I believe there are certain key moments during the “break-in” which all aspirant fiction writers secretly dream of: the first acceptance letter, the first contract, the first paycheck… the first galleys.
Today I got a copy of my galleys for my novelette, “Outbound,” which I had originally submitted to Writers of the Future for Q1 of vol. XXVI, and which did not Place, but which went on to sell to the very next market: Analog Science Fiction & Fact. In many ways, selling “Outbound” feels like an even bigger victory than winning Writers of the Future — no dis on WOTF, it’s just the first time I went up against long-time pro competition, and got a W! — so I was greatly anticipating being able to peruse the galleys. In fact, I’d deliberately not re-read the manuscript, following its submission to Stan Schmidt in November of 2009, just so that I could read it ‘fresh’ in galley form.

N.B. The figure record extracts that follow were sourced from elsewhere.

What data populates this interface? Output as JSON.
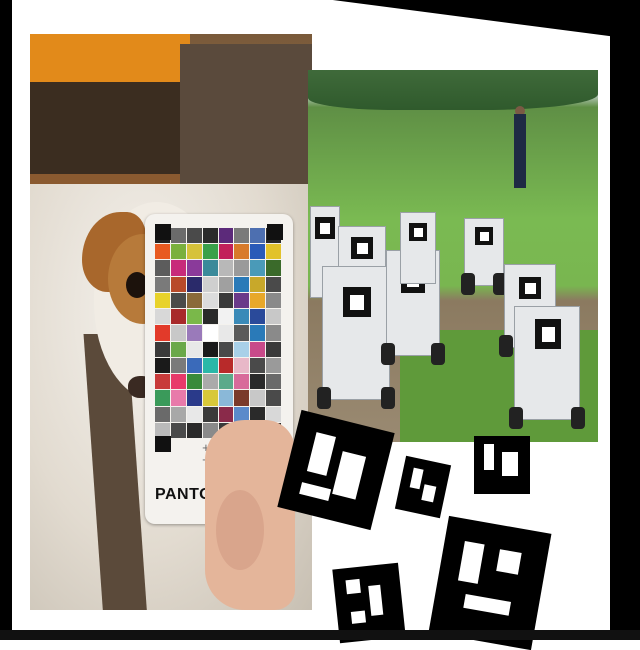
{
  "card": {
    "brand": "PANTONE",
    "crosses": "+ +\n+ +"
  },
  "swatches": [
    "#222222",
    "#6b6b6b",
    "#4a4a4a",
    "#2b2b2b",
    "#5c2a7a",
    "#7a7a7a",
    "#4d6fb0",
    "#2a2a2a",
    "#e85a20",
    "#7ab03c",
    "#d6c23a",
    "#3aa04a",
    "#c2205a",
    "#d87a2a",
    "#2a5ab8",
    "#e2c22a",
    "#5c5c5c",
    "#c82a7a",
    "#8a3a9a",
    "#3a8a9a",
    "#b8b8b8",
    "#9a9a9a",
    "#4a9ab8",
    "#3a6a2a",
    "#7a7a7a",
    "#b84a2a",
    "#2a2a6a",
    "#cfcfcf",
    "#a0a0a0",
    "#2a7ab8",
    "#c8a82a",
    "#4a4a4a",
    "#e8d22a",
    "#4a4a4a",
    "#8a6a3a",
    "#dcdcdc",
    "#3a3a3a",
    "#6a3a8a",
    "#e8a82a",
    "#8a8a8a",
    "#d8d8d8",
    "#a82a2a",
    "#7ab84a",
    "#2a2a2a",
    "#f2f2f2",
    "#3a8ab8",
    "#2a4a9a",
    "#c8c8c8",
    "#e23a2a",
    "#c8c8c8",
    "#9a7aba",
    "#ffffff",
    "#e8e8e8",
    "#5a5a5a",
    "#2a7ab8",
    "#8a8a8a",
    "#3a3a3a",
    "#6aa84a",
    "#e8e8e8",
    "#1a1a1a",
    "#4a4a4a",
    "#a8d0e8",
    "#c84a8a",
    "#3a3a3a",
    "#1a1a1a",
    "#7a7a7a",
    "#3a6aba",
    "#2ab8a8",
    "#b82a2a",
    "#e8b8c8",
    "#4a4a4a",
    "#9a9a9a",
    "#c83a3a",
    "#e83a6a",
    "#3a8a3a",
    "#aaaaaa",
    "#5aaa8a",
    "#d86a9a",
    "#2a2a2a",
    "#6a6a6a",
    "#3a9a5a",
    "#e87aaa",
    "#2a3a8a",
    "#d8c83a",
    "#8ab8d8",
    "#7a3a2a",
    "#c8c8c8",
    "#4a4a4a",
    "#6a6a6a",
    "#a8a8a8",
    "#e8e8e8",
    "#3a3a3a",
    "#8a2a4a",
    "#5a8aca",
    "#2a2a2a",
    "#d8d8d8",
    "#bababa",
    "#4a4a4a",
    "#2a2a2a",
    "#8a8a8a",
    "#3a3a3a",
    "#aaaaaa",
    "#5a5a5a",
    "#2a2a2a"
  ]
}
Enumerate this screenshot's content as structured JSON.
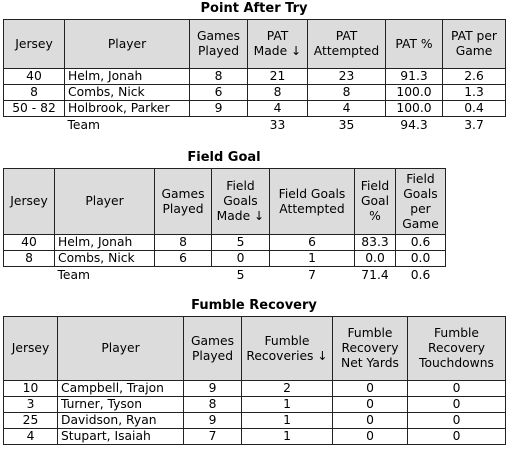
{
  "sections": [
    {
      "title": "Point After Try",
      "headers": [
        "Jersey",
        "Player",
        "Games Played",
        "PAT Made ↓",
        "PAT Attempted",
        "PAT %",
        "PAT per Game"
      ],
      "rows": [
        [
          "40",
          "Helm, Jonah",
          "8",
          "21",
          "23",
          "91.3",
          "2.6"
        ],
        [
          "8",
          "Combs, Nick",
          "6",
          "8",
          "8",
          "100.0",
          "1.3"
        ],
        [
          "50 - 82",
          "Holbrook, Parker",
          "9",
          "4",
          "4",
          "100.0",
          "0.4"
        ]
      ],
      "team": [
        "",
        "Team",
        "",
        "33",
        "35",
        "94.3",
        "3.7"
      ]
    },
    {
      "title": "Field Goal",
      "headers": [
        "Jersey",
        "Player",
        "Games Played",
        "Field Goals Made ↓",
        "Field Goals Attempted",
        "Field Goal %",
        "Field Goals per Game"
      ],
      "rows": [
        [
          "40",
          "Helm, Jonah",
          "8",
          "5",
          "6",
          "83.3",
          "0.6"
        ],
        [
          "8",
          "Combs, Nick",
          "6",
          "0",
          "1",
          "0.0",
          "0.0"
        ]
      ],
      "team": [
        "",
        "Team",
        "",
        "5",
        "7",
        "71.4",
        "0.6"
      ]
    },
    {
      "title": "Fumble Recovery",
      "headers": [
        "Jersey",
        "Player",
        "Games Played",
        "Fumble Recoveries ↓",
        "Fumble Recovery Net Yards",
        "Fumble Recovery Touchdowns"
      ],
      "rows": [
        [
          "10",
          "Campbell, Trajon",
          "9",
          "2",
          "0",
          "0"
        ],
        [
          "3",
          "Turner, Tyson",
          "8",
          "1",
          "0",
          "0"
        ],
        [
          "25",
          "Davidson, Ryan",
          "9",
          "1",
          "0",
          "0"
        ],
        [
          "4",
          "Stupart, Isaiah",
          "7",
          "1",
          "0",
          "0"
        ]
      ]
    }
  ]
}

NOTE: for those who aren’t in the publishing-geek world, a GALLEY is like a prototype copy of your book or story, formatted roughly in the same fashion as it will be formatted at final publication. Copies of the galley are sent to the author for proofing: the author reads the galley, checks spelling, looks for mistakes, missing words or sentences, and so forth. Corrections are then returned to the publisher, who then proceeds to make fixes prior to actual publication.
Having rubbed up against established authors, I’d always been envious of the nonchalant, almost cavalier way in which they often said, “(sniff) Oh, yeah, I’m so behind, I have to buckle down and go through my galleys. What a chore!” Wow, how greatly I coveted having such a problem as that!

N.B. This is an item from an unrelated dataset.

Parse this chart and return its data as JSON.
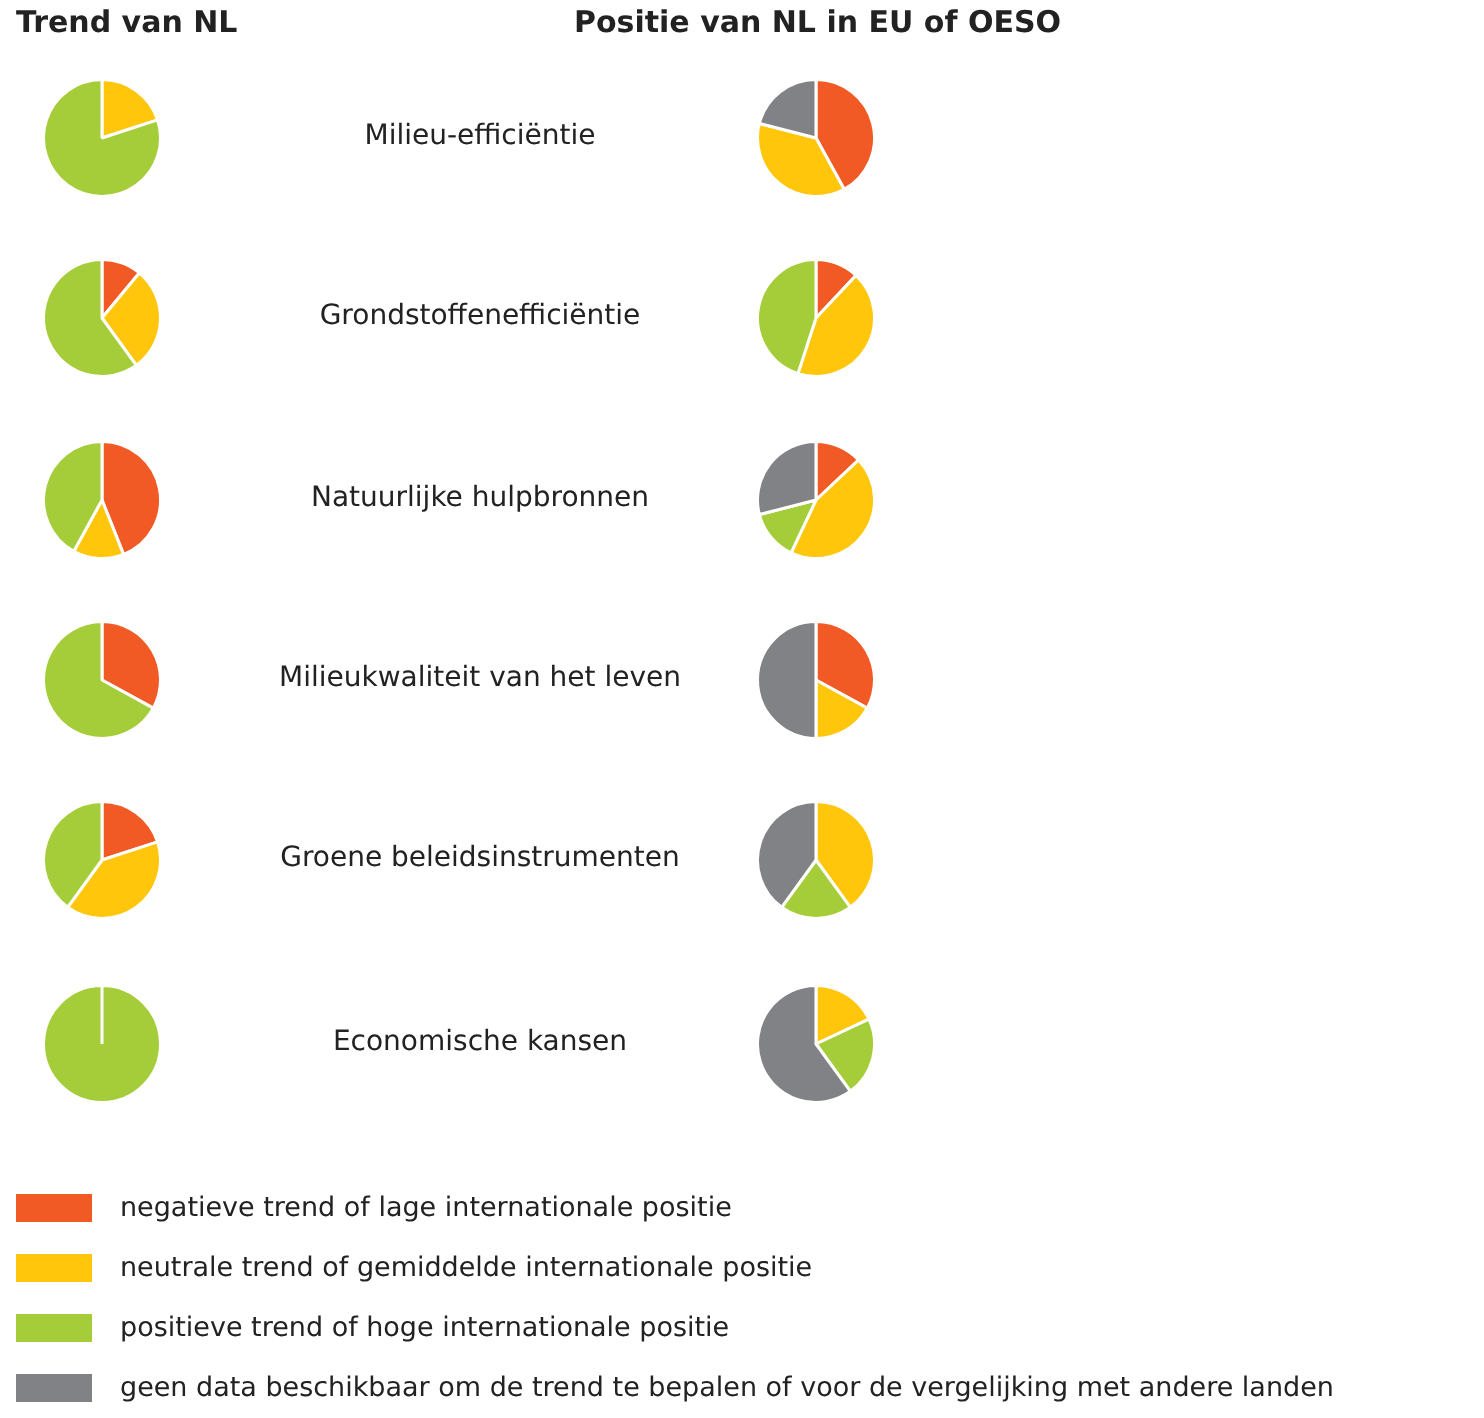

Well, lemme tell yah folks, looking at the galleys for my novelette, I am tickled baby blue all over again. This is more fun than human beings should be allowed to have. Oh, I am sure after the tenth or the hundredth set of galleys, yah, it gets old. But this is my first set. Mine! And later this summer, I should get a second set for my Writers of the Future story, which is going to hit store shelves at almost the same time as my Analog story. So it’s turning out almost like having two stories sold and published at the same time. In world-class publications. That will be across the U.S. in Big Brick stories like Barnes & Noble, and show up in mailboxes of subscribers.
Like I said, more fun that humans should be allowed to have.

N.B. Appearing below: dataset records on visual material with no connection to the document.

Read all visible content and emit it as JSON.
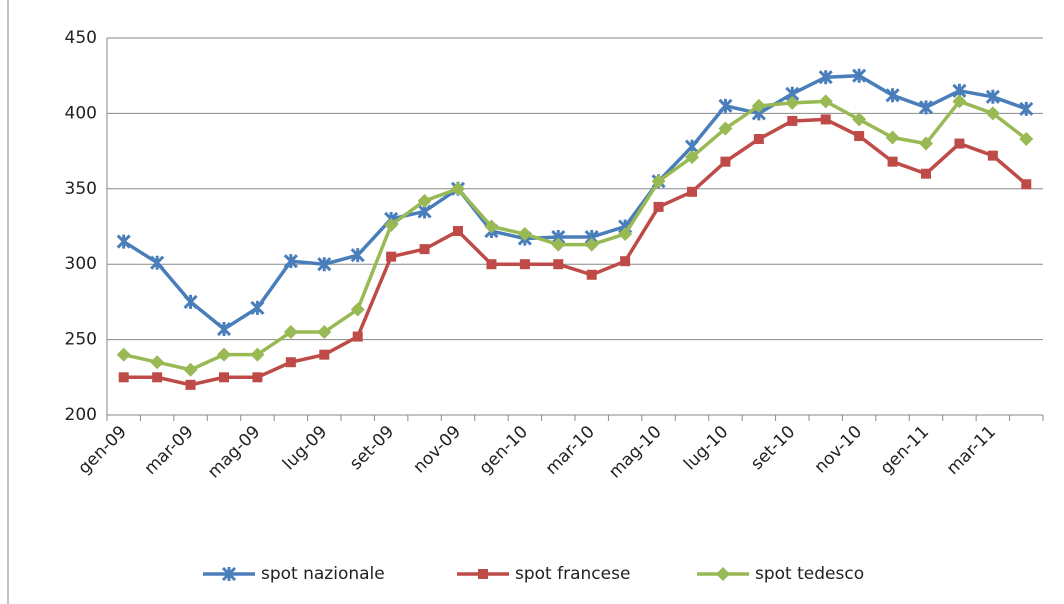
{
  "chart_data": {
    "type": "line",
    "categories": [
      "gen-09",
      null,
      "mar-09",
      null,
      "mag-09",
      null,
      "lug-09",
      null,
      "set-09",
      null,
      "nov-09",
      null,
      "gen-10",
      null,
      "mar-10",
      null,
      "mag-10",
      null,
      "lug-10",
      null,
      "set-10",
      null,
      "nov-10",
      null,
      "gen-11",
      null,
      "mar-11",
      null
    ],
    "series": [
      {
        "name": "spot nazionale",
        "color": "#4a7ebb",
        "marker": "x",
        "values": [
          315,
          301,
          275,
          257,
          271,
          302,
          300,
          306,
          330,
          335,
          350,
          322,
          317,
          318,
          318,
          325,
          355,
          378,
          405,
          400,
          413,
          424,
          425,
          412,
          404,
          415,
          411,
          403
        ]
      },
      {
        "name": "spot francese",
        "color": "#be4b48",
        "marker": "square",
        "values": [
          225,
          225,
          220,
          225,
          225,
          235,
          240,
          252,
          305,
          310,
          322,
          300,
          300,
          300,
          293,
          302,
          338,
          348,
          368,
          383,
          395,
          396,
          385,
          368,
          360,
          380,
          372,
          353
        ]
      },
      {
        "name": "spot tedesco",
        "color": "#98b954",
        "marker": "diamond",
        "values": [
          240,
          235,
          230,
          240,
          240,
          255,
          255,
          270,
          326,
          342,
          350,
          325,
          320,
          313,
          313,
          320,
          355,
          371,
          390,
          405,
          407,
          408,
          396,
          384,
          380,
          408,
          400,
          383
        ]
      }
    ],
    "ylim": [
      200,
      450
    ],
    "yticks": [
      200,
      250,
      300,
      350,
      400,
      450
    ],
    "grid": true,
    "legend": "bottom"
  }
}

For all my aspirant fellow travelers, friends, compatriots… This is worth it. It’s worth all the rejection and the waiting and the nervousness and the depression and all the years spent wondering if I’d ever make it. I’ve got printed copies of my galleys, and I’m just giddy. And satisfied all to heck, in a way I am not sure I’ve ever been satisfied before. I feel like running to the roof of my office and waving my galleys at the sky and yelling, “Yeeeeeaaaahhhhhhhhhh!”
Keep working, you all who don’t yet have galleys. The only difference between a writer who doesn’t ever have galleys, and one who does, is that the writer who does have galleys never gave up, never quit, and never stopped putting in the hours or trying to get better.
It can be done! Never let anyone say otherwise. It can be done.